Ben Schmidt, July 10, 2015

I’ve put a repo up on the Bookworm-Project github page that automatically creates a Bookworm installation using Vagrant. We’re working on it, but Bookworm can still be a pain to install because of all the passwords you have to manage. This sidesteps that by allowing you to try it out on a virtual machine.

Why would you want to do that? Presumably because you have an interesting collection of texts you want to explore, or you want to poke around at the API to see what else might work.

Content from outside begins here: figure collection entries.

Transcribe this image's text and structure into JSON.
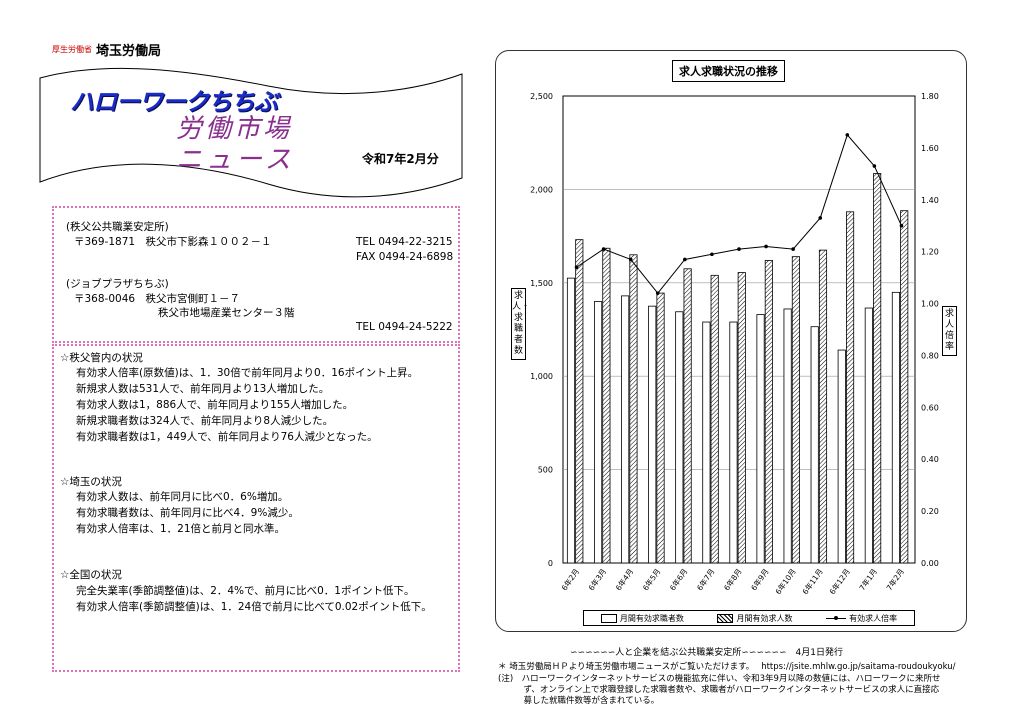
{
  "header": {
    "logo_mark": "厚生労働省",
    "org": "埼玉労働局"
  },
  "banner": {
    "title": "ハローワークちちぶ",
    "sub1": "労働市場",
    "sub2": "ニュース",
    "issue": "令和7年2月分"
  },
  "offices": [
    {
      "name": "(秩父公共職業安定所)",
      "addr1": "〒369-1871　秩父市下影森１００２－１",
      "addr2": "",
      "tel": "TEL 0494-22-3215",
      "fax": "FAX 0494-24-6898"
    },
    {
      "name": "(ジョブプラザちちぶ)",
      "addr1": "〒368-0046　秩父市宮側町１－７",
      "addr2": "秩父市地場産業センター３階",
      "tel": "TEL 0494-24-5222",
      "fax": ""
    }
  ],
  "sections": [
    {
      "heading": "☆秩父管内の状況",
      "lines": [
        "有効求人倍率(原数値)は、1．30倍で前年同月より0．16ポイント上昇。",
        "新規求人数は531人で、前年同月より13人増加した。",
        "有効求人数は1，886人で、前年同月より155人増加した。",
        "新規求職者数は324人で、前年同月より8人減少した。",
        "有効求職者数は1，449人で、前年同月より76人減少となった。"
      ]
    },
    {
      "heading": "☆埼玉の状況",
      "lines": [
        "有効求人数は、前年同月に比べ0．6%増加。",
        "有効求職者数は、前年同月に比べ4．9%減少。",
        "有効求人倍率は、1．21倍と前月と同水準。"
      ]
    },
    {
      "heading": "☆全国の状況",
      "lines": [
        "完全失業率(季節調整値)は、2．4%で、前月に比べ0．1ポイント低下。",
        "有効求人倍率(季節調整値)は、1．24倍で前月に比べて0.02ポイント低下。"
      ]
    }
  ],
  "chart_data": {
    "type": "bar",
    "title": "求人求職状況の推移",
    "ylabel_left": "求人・求職者数",
    "ylabel_right": "求人倍率",
    "categories": [
      "6年2月",
      "6年3月",
      "6年4月",
      "6年5月",
      "6年6月",
      "6年7月",
      "6年8月",
      "6年9月",
      "6年10月",
      "6年11月",
      "6年12月",
      "7年1月",
      "7年2月"
    ],
    "left_axis": {
      "min": 0,
      "max": 2500,
      "ticks": [
        "0",
        "500",
        "1,000",
        "1,500",
        "2,000",
        "2,500"
      ]
    },
    "right_axis": {
      "min": 0,
      "max": 1.8,
      "ticks": [
        "0.00",
        "0.20",
        "0.40",
        "0.60",
        "0.80",
        "1.00",
        "1.20",
        "1.40",
        "1.60",
        "1.80"
      ]
    },
    "series": [
      {
        "name": "月間有効求職者数",
        "kind": "bar",
        "values": [
          1525,
          1400,
          1430,
          1375,
          1345,
          1290,
          1290,
          1330,
          1360,
          1265,
          1140,
          1365,
          1449
        ]
      },
      {
        "name": "月間有効求人数",
        "kind": "bar-hatched",
        "values": [
          1731,
          1685,
          1650,
          1445,
          1575,
          1540,
          1555,
          1620,
          1640,
          1675,
          1880,
          2085,
          1886
        ]
      },
      {
        "name": "有効求人倍率",
        "kind": "line",
        "values": [
          1.14,
          1.21,
          1.17,
          1.04,
          1.17,
          1.19,
          1.21,
          1.22,
          1.21,
          1.33,
          1.65,
          1.53,
          1.3
        ]
      }
    ],
    "grid": true,
    "legend": "bottom"
  },
  "footer": {
    "slogan": "∽∽∽∽∽∽人と企業を結ぶ公共職業安定所∽∽∽∽∽∽　4月1日発行",
    "link": "＊ 埼玉労働局ＨＰより埼玉労働市場ニュースがご覧いただけます。　 https://jsite.mhlw.go.jp/saitama-roudoukyoku/",
    "note1": "(注)　ハローワークインターネットサービスの機能拡充に伴い、令和3年9月以降の数値には、ハローワークに来所せ",
    "note2": "　　　ず、オンライン上で求職登録した求職者数や、求職者がハローワークインターネットサービスの求人に直接応",
    "note3": "　　　募した就職件数等が含まれている。"
  }
}
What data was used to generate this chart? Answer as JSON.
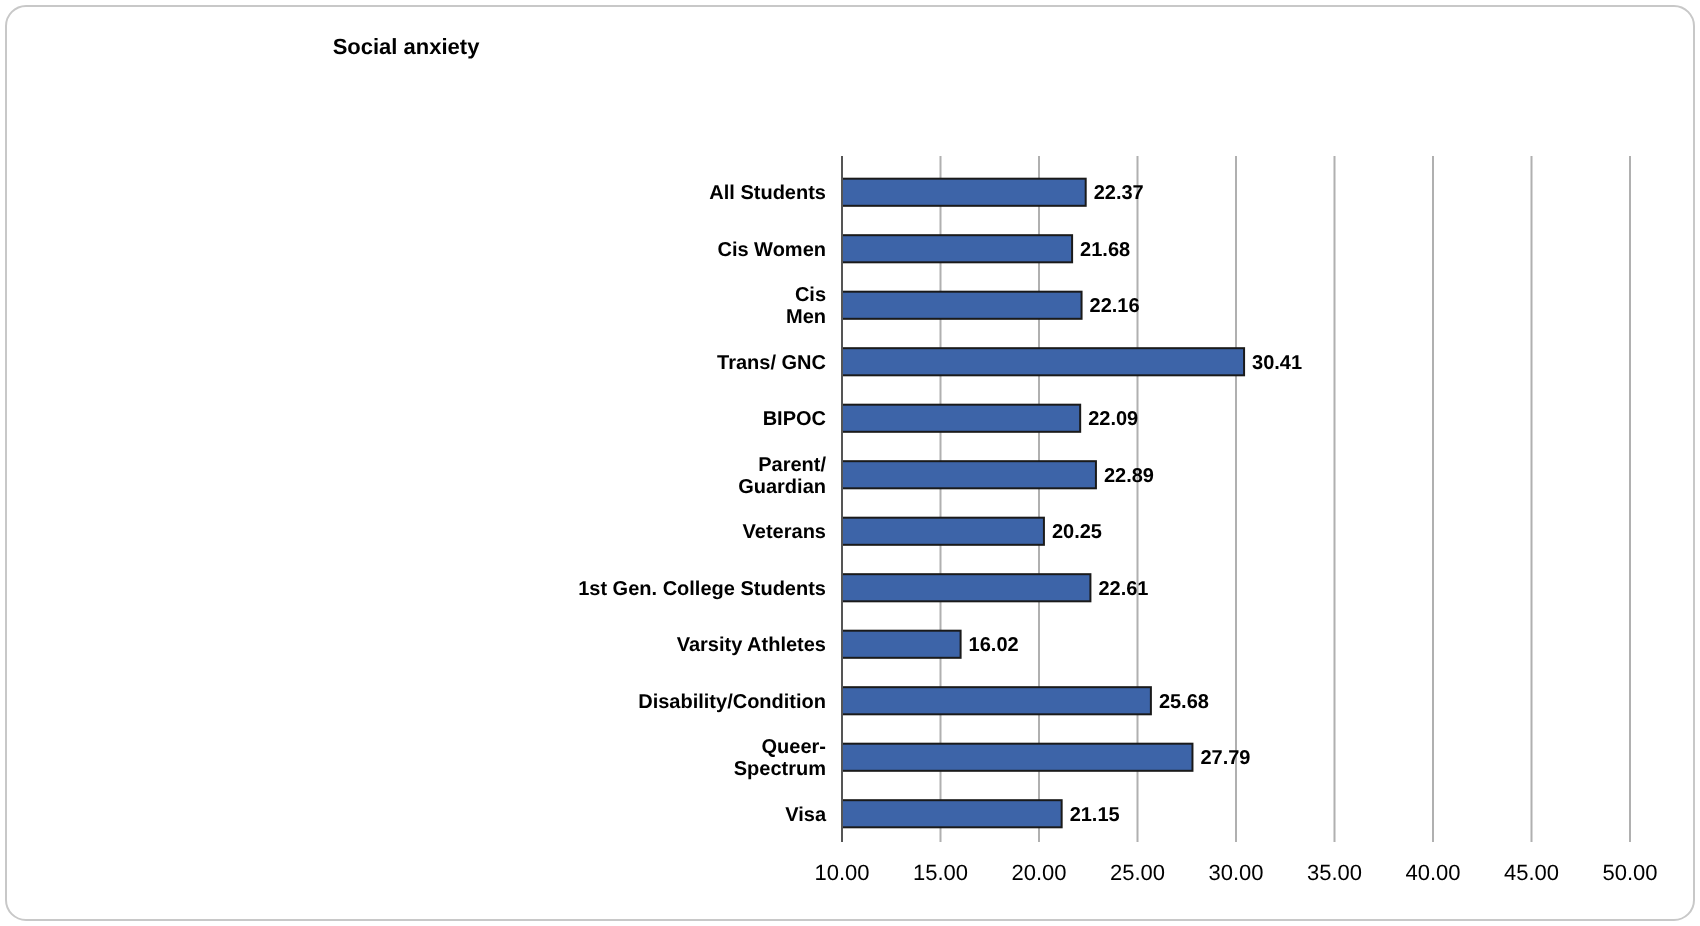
{
  "chart_data": {
    "type": "bar",
    "orientation": "horizontal",
    "title": "Social anxiety",
    "categories": [
      "All Students",
      "Cis Women",
      "Cis\nMen",
      "Trans/ GNC",
      "BIPOC",
      "Parent/\nGuardian",
      "Veterans",
      "1st Gen. College Students",
      "Varsity Athletes",
      "Disability/Condition",
      "Queer-\nSpectrum",
      "Visa"
    ],
    "values": [
      22.37,
      21.68,
      22.16,
      30.41,
      22.09,
      22.89,
      20.25,
      22.61,
      16.02,
      25.68,
      27.79,
      21.15
    ],
    "color": "#3d64a8",
    "xlim": [
      10,
      50
    ],
    "xticks": [
      {
        "value": 10,
        "label": "10.00"
      },
      {
        "value": 15,
        "label": "15.00"
      },
      {
        "value": 20,
        "label": "20.00"
      },
      {
        "value": 25,
        "label": "25.00"
      },
      {
        "value": 30,
        "label": "30.00"
      },
      {
        "value": 35,
        "label": "35.00"
      },
      {
        "value": 40,
        "label": "40.00"
      },
      {
        "value": 45,
        "label": "45.00"
      },
      {
        "value": 50,
        "label": "50.00"
      }
    ],
    "grid": "x",
    "data_labels": true
  }
}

The steps are relatively simple, and should work on almost any platform:

  1. Install VirtualBox
  2. Install Vagrant
  3. Clone the repo.
  4. Go into the repo directory with a terminal, and type vagrant up. Lots of stuff will download and install. Go to lunch. In an hour or so, you’ll have a local installation.
  5. Confirm everything is working by visiting http://localhost:8007/D3. You should get an interactive barchart that lets you see how much different authors in the Federalist papers use any given word.

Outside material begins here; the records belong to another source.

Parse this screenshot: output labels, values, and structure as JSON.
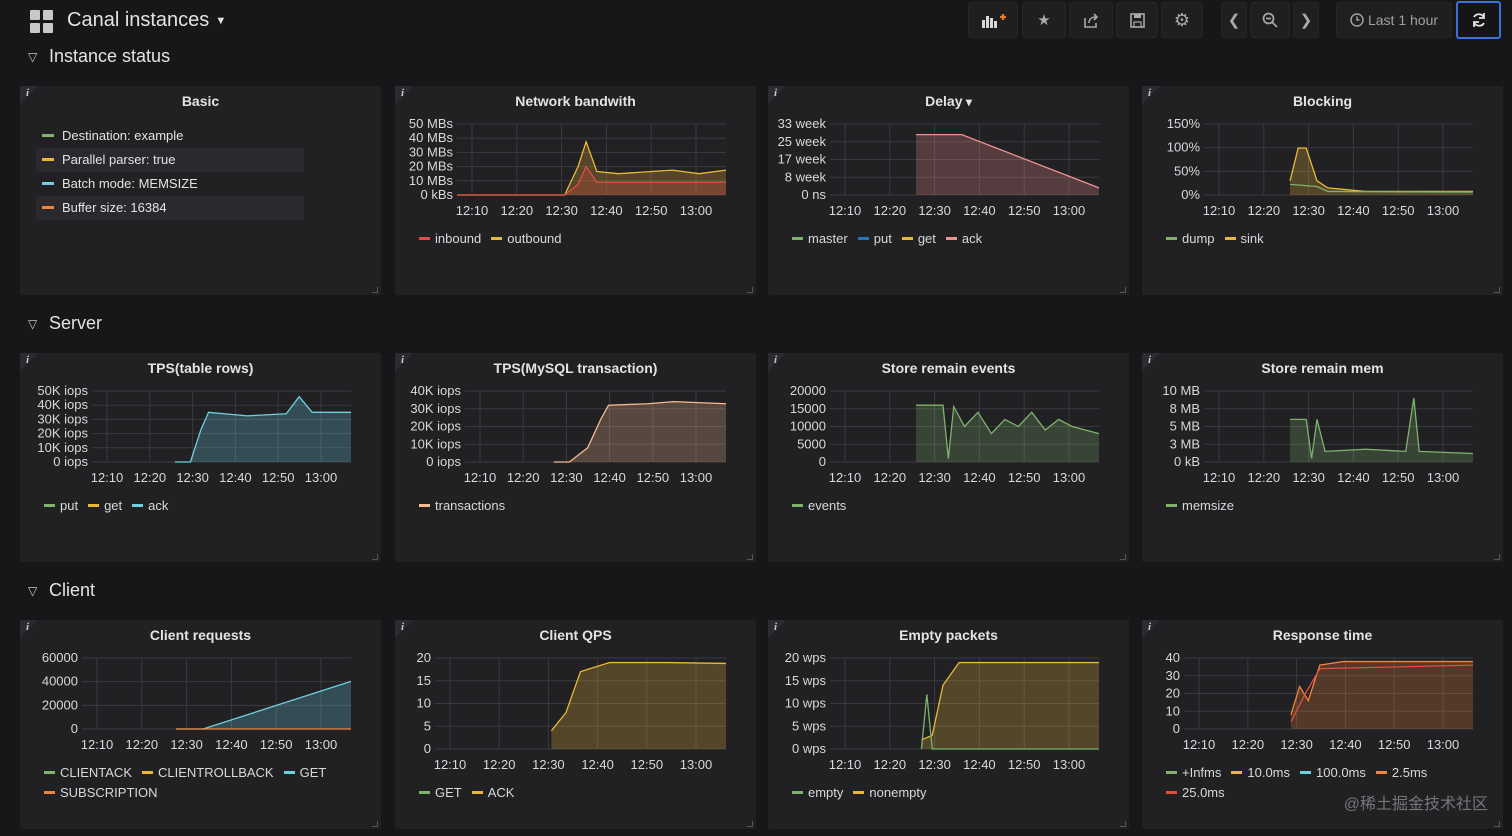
{
  "header": {
    "title": "Canal instances",
    "time_range": "Last 1 hour",
    "icons": [
      "add-panel-icon",
      "star-icon",
      "share-icon",
      "save-icon",
      "gear-icon",
      "chevron-left-icon",
      "zoom-out-icon",
      "chevron-right-icon",
      "clock-icon",
      "refresh-icon"
    ]
  },
  "rows": [
    {
      "title": "Instance status"
    },
    {
      "title": "Server"
    },
    {
      "title": "Client"
    }
  ],
  "basic": {
    "title": "Basic",
    "items": [
      {
        "text": "Destination: example",
        "color": "#7eb26d"
      },
      {
        "text": "Parallel parser: true",
        "color": "#eab839"
      },
      {
        "text": "Batch mode: MEMSIZE",
        "color": "#6ed0e0"
      },
      {
        "text": "Buffer size: 16384",
        "color": "#ef843c"
      }
    ]
  },
  "x_ticks": [
    "12:10",
    "12:20",
    "12:30",
    "12:40",
    "12:50",
    "13:00"
  ],
  "panels": [
    {
      "title": "Network bandwith",
      "yticks": [
        "50 MBs",
        "40 MBs",
        "30 MBs",
        "20 MBs",
        "10 MBs",
        "0 kBs"
      ],
      "legend": [
        {
          "name": "inbound",
          "color": "#e24d42"
        },
        {
          "name": "outbound",
          "color": "#eab839"
        }
      ]
    },
    {
      "title": "Delay",
      "yticks": [
        "33 week",
        "25 week",
        "17 week",
        "8 week",
        "0 ns"
      ],
      "legend": [
        {
          "name": "master",
          "color": "#7eb26d"
        },
        {
          "name": "put",
          "color": "#1f78c1"
        },
        {
          "name": "get",
          "color": "#eab839"
        },
        {
          "name": "ack",
          "color": "#f29191"
        }
      ]
    },
    {
      "title": "Blocking",
      "yticks": [
        "150%",
        "100%",
        "50%",
        "0%"
      ],
      "legend": [
        {
          "name": "dump",
          "color": "#7eb26d"
        },
        {
          "name": "sink",
          "color": "#eab839"
        }
      ]
    },
    {
      "title": "TPS(table rows)",
      "yticks": [
        "50K iops",
        "40K iops",
        "30K iops",
        "20K iops",
        "10K iops",
        "0 iops"
      ],
      "legend": [
        {
          "name": "put",
          "color": "#7eb26d"
        },
        {
          "name": "get",
          "color": "#eab839"
        },
        {
          "name": "ack",
          "color": "#6ed0e0"
        }
      ]
    },
    {
      "title": "TPS(MySQL transaction)",
      "yticks": [
        "40K iops",
        "30K iops",
        "20K iops",
        "10K iops",
        "0 iops"
      ],
      "legend": [
        {
          "name": "transactions",
          "color": "#f9ba8f"
        }
      ]
    },
    {
      "title": "Store remain events",
      "yticks": [
        "20000",
        "15000",
        "10000",
        "5000",
        "0"
      ],
      "legend": [
        {
          "name": "events",
          "color": "#7eb26d"
        }
      ]
    },
    {
      "title": "Store remain mem",
      "yticks": [
        "10 MB",
        "8 MB",
        "5 MB",
        "3 MB",
        "0 kB"
      ],
      "legend": [
        {
          "name": "memsize",
          "color": "#7eb26d"
        }
      ]
    },
    {
      "title": "Client requests",
      "yticks": [
        "60000",
        "40000",
        "20000",
        "0"
      ],
      "legend": [
        {
          "name": "CLIENTACK",
          "color": "#7eb26d"
        },
        {
          "name": "CLIENTROLLBACK",
          "color": "#eab839"
        },
        {
          "name": "GET",
          "color": "#6ed0e0"
        },
        {
          "name": "SUBSCRIPTION",
          "color": "#ef843c"
        }
      ]
    },
    {
      "title": "Client QPS",
      "yticks": [
        "20",
        "15",
        "10",
        "5",
        "0"
      ],
      "legend": [
        {
          "name": "GET",
          "color": "#7eb26d"
        },
        {
          "name": "ACK",
          "color": "#eab839"
        }
      ]
    },
    {
      "title": "Empty packets",
      "yticks": [
        "20 wps",
        "15 wps",
        "10 wps",
        "5 wps",
        "0 wps"
      ],
      "legend": [
        {
          "name": "empty",
          "color": "#7eb26d"
        },
        {
          "name": "nonempty",
          "color": "#eab839"
        }
      ]
    },
    {
      "title": "Response time",
      "yticks": [
        "40",
        "30",
        "20",
        "10",
        "0"
      ],
      "legend": [
        {
          "name": "+Infms",
          "color": "#7eb26d"
        },
        {
          "name": "10.0ms",
          "color": "#eab839"
        },
        {
          "name": "100.0ms",
          "color": "#6ed0e0"
        },
        {
          "name": "2.5ms",
          "color": "#ef843c"
        },
        {
          "name": "25.0ms",
          "color": "#e24d42"
        }
      ]
    }
  ],
  "watermark": "@稀土掘金技术社区"
}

Once you have the VM up and running, you can play with the bar charts; you can explore the Federalist paper example using the R package in the pre-included RStudio installation at http://localhost:8787/ (which may get some decent demo scripts in the near term); or, most likely, you can create a new directory with your texts and build a Bookworm installation on top of them. How would you do that?

Building New Bookworms on the VM

Building new bookworms should be relatively simple, once you have your texts in the input format.

  1. Create a directory for your project, probably somewhere inside /vagrant so you can access it from your local machine.
  2. Place three files in that directory; input.txt, jsoncatalog.txt, and field_descriptions.json. The descriptions of what these should look like are in the Bookworm manual. I recommend managing the processes to create these files in a Makefile so you can reproduce on another server if desired.
  3. Run git clone https://github.com/Bookworm-Project/BookwormDB myBookworm, replacing (if desired) “myBookworm” with something more informative.
  4. cd myBookworm, and then run make to build the Bookworm. Start debugging.
  5. If you want line charts, while still in the myBookworm folder run make lineChartGUI.

System Requirements

I don’t know how small this can get–it’s probably worth finding out. But for the time being, even for the Federalist papers I wouldn’t try running this on a VM with less than 1 GB of memory. You’ll also need several GB of free hard drive space.

Security Warning

This uses pre-configured default passwords in plain text. As a result, your VM will be entirely insecure. Anyone able to access the machine’s web address will have full administrative control of the machine.

If you’re going to expose one of these machines to the Internet, you should at a minimum:

  1. Change the password for the user “vagrant”;
  2. Change the root password for MySQL;
  3. Change the “reader” and “keeper” user passwords for MySQL, granting select privileges to the former and ALL ... WITH GRANT OPTION to the latter.

Esoterica/Next Steps

Conal Tuohy has suggested that having the images available in the Open Virtualization Format. I’m happy to provide these, but the files are so large I won’t be putting a download URL online. You’ll have to e-mail.

It should take much to get one of these running on AWS. If you make the changes to the Vagrantfile to do so and are willing to back-propogate them as a branch on the github page, I’d be grateful.

Acknowledgements

The core Vagrantfile is from Andrew Goldstone’s Rutgers class on literary data. The dependencies for the Bookworm installation work from my branch of Muhammad Shamim’s Bookworm pre-installation script.